Tu cara deja de ser tu cara. Tu cara está brillante, plena, despreocupada, desconectada, alegre, desatada, inconsciente, irreverente. ¿Feliz?
La negra magia te invade por completo. Y te empezás a sacar la ropa. Tus ojos frente a tu espejo se abren grandes como la resaca. Intuís qué pasó anoche. Te desabrochás uno a uno los botones de la camisa. Se van las zapatillas, el pantalón. Se va la camisa y la ropa interior. Se va el reloj. Se va tu vieja cara.
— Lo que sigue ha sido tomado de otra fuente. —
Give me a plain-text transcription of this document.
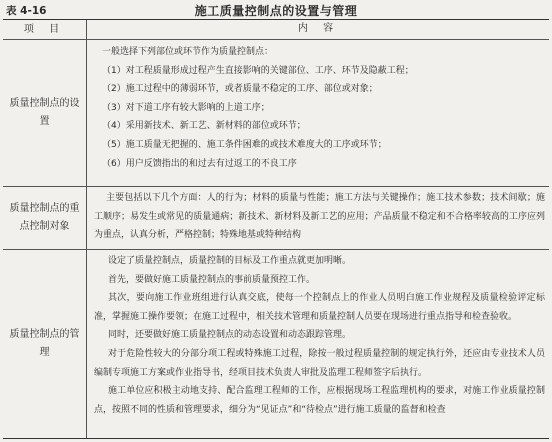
表 4-16	施工质量控制点的设置与管理
项 目	内 容
质量控制点的设置
一般选择下列部位或环节作为质量控制点：
（1）对工程质量形成过程产生直接影响的关键部位、工序、环节及隐蔽工程；
（2）施工过程中的薄弱环节，或者质量不稳定的工序、部位或对象；
（3）对下道工序有较大影响的上道工序；
（4）采用新技术、新工艺、新材料的部位或环节；
（5）施工质量无把握的、施工条件困难的或技术难度大的工序或环节；
（6）用户反馈指出的和过去有过返工的不良工序
质量控制点的重点控制对象
主要包括以下几个方面：人的行为；材料的质量与性能；施工方法与关键操作；施工技术参数；技术间歇；施工顺序；易发生或常见的质量通病；新技术、新材料及新工艺的应用；产品质量不稳定和不合格率较高的工序应列为重点，认真分析，严格控制；特殊地基或特种结构
质量控制点的管理
设定了质量控制点，质量控制的目标及工作重点就更加明晰。
首先，要做好施工质量控制点的事前质量预控工作。
其次，要向施工作业班组进行认真交底，使每一个控制点上的作业人员明白施工作业规程及质量检验评定标准，掌握施工操作要领；在施工过程中，相关技术管理和质量控制人员要在现场进行重点指导和检查验收。
同时，还要做好施工质量控制点的动态设置和动态跟踪管理。
对于危险性较大的分部分项工程或特殊施工过程，除按一般过程质量控制的规定执行外，还应由专业技术人员编制专项施工方案或作业指导书，经项目技术负责人审批及监理工程师签字后执行。
施工单位应积极主动地支持、配合监理工程师的工作，应根据现场工程监理机构的要求，对施工作业质量控制点，按照不同的性质和管理要求，细分为“见证点”和“待检点”进行施工质量的监督和检查
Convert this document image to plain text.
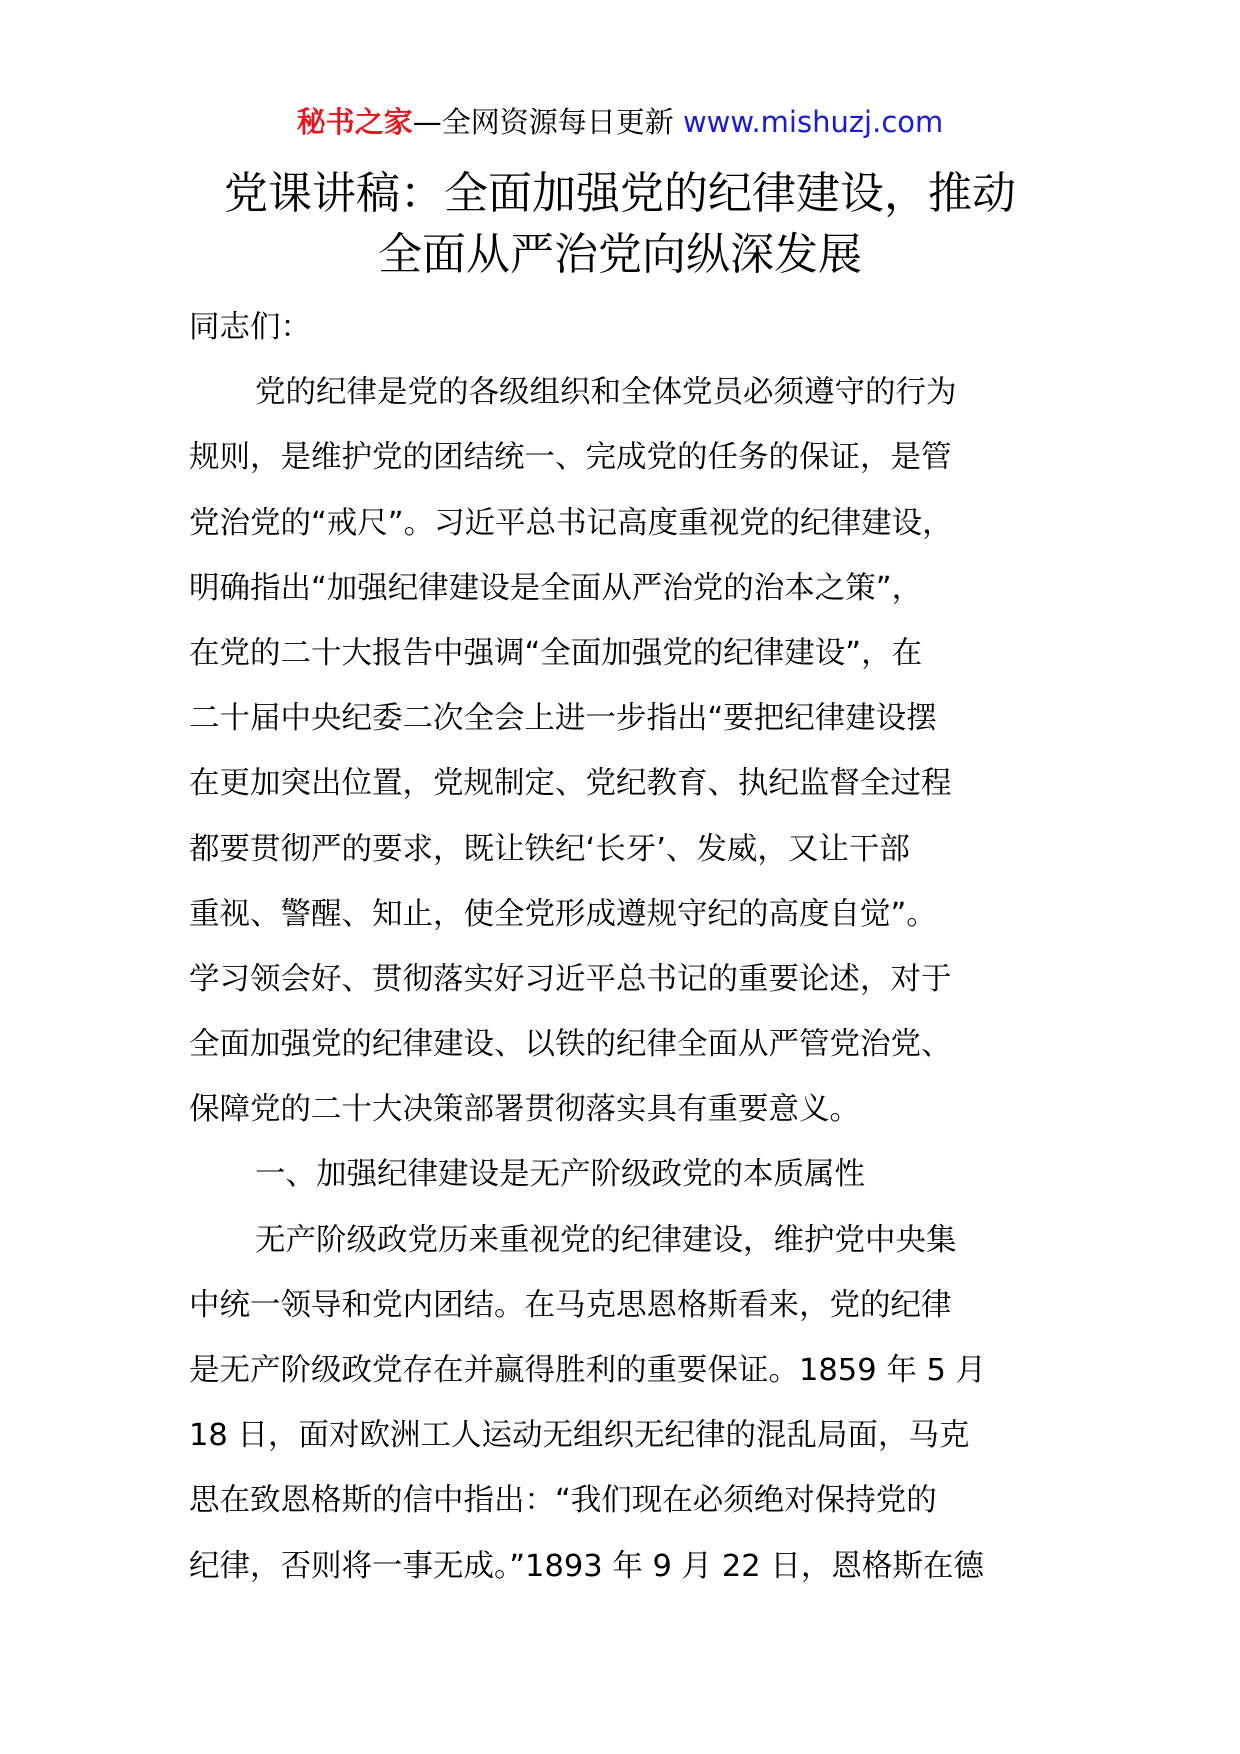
秘书之家—全网资源每日更新 www.mishuzj.com
党课讲稿：全面加强党的纪律建设，推动
全面从严治党向纵深发展
同志们：
党的纪律是党的各级组织和全体党员必须遵守的行为
规则，是维护党的团结统一、完成党的任务的保证，是管
党治党的“戒尺”。习近平总书记高度重视党的纪律建设，
明确指出“加强纪律建设是全面从严治党的治本之策”，
在党的二十大报告中强调“全面加强党的纪律建设”，在
二十届中央纪委二次全会上进一步指出“要把纪律建设摆
在更加突出位置，党规制定、党纪教育、执纪监督全过程
都要贯彻严的要求，既让铁纪‘长牙’、发威，又让干部
重视、警醒、知止，使全党形成遵规守纪的高度自觉”。
学习领会好、贯彻落实好习近平总书记的重要论述，对于
全面加强党的纪律建设、以铁的纪律全面从严管党治党、
保障党的二十大决策部署贯彻落实具有重要意义。
一、加强纪律建设是无产阶级政党的本质属性
无产阶级政党历来重视党的纪律建设，维护党中央集
中统一领导和党内团结。在马克思恩格斯看来，党的纪律
是无产阶级政党存在并赢得胜利的重要保证。1859 年 5 月
18 日，面对欧洲工人运动无组织无纪律的混乱局面，马克
思在致恩格斯的信中指出：“我们现在必须绝对保持党的
纪律，否则将一事无成。”1893 年 9 月 22 日，恩格斯在德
Alrededor tuyo están todos. Vos estás en la nada pero alrededor tuyo están todos. Dejan de mirar y se empiezan a sumar. Hombres y mujeres se te acercan. Hombres y mujeres. Sí, hombres y mujeres. Estás en tu casa mirando en el espejo que tu cara no es tu cara y en la fiesta se te acercan hombre y mujeres. Ya te estás preocupando, ya sabés lo que pasó anoche.
Te acarician gentiles y atentos. Atentas y gentiles. Y cariñosos. Y cariñosas. ¿Cuántos eran? Siempre te importa la cantidad. ¿Cuántas? Recorren tu cuerpo. Con sus manos. Con sus bocas. Se sacan la ropa. Cuerpos contra cuerpos. Hombres y mujeres. Ya sabés perfectamente lo que pasó anoche.
Ya te acordás de todo. Por que no hay nadie en casa. Por que fuiste a la fiesta. Por que tu cara no es tu cara.
Te mirás en el espejo y pensás: «¿y ahora qué hago?». Tenés todo el fin de semana para olvidar. Te relajás, tu cara empieza a volver.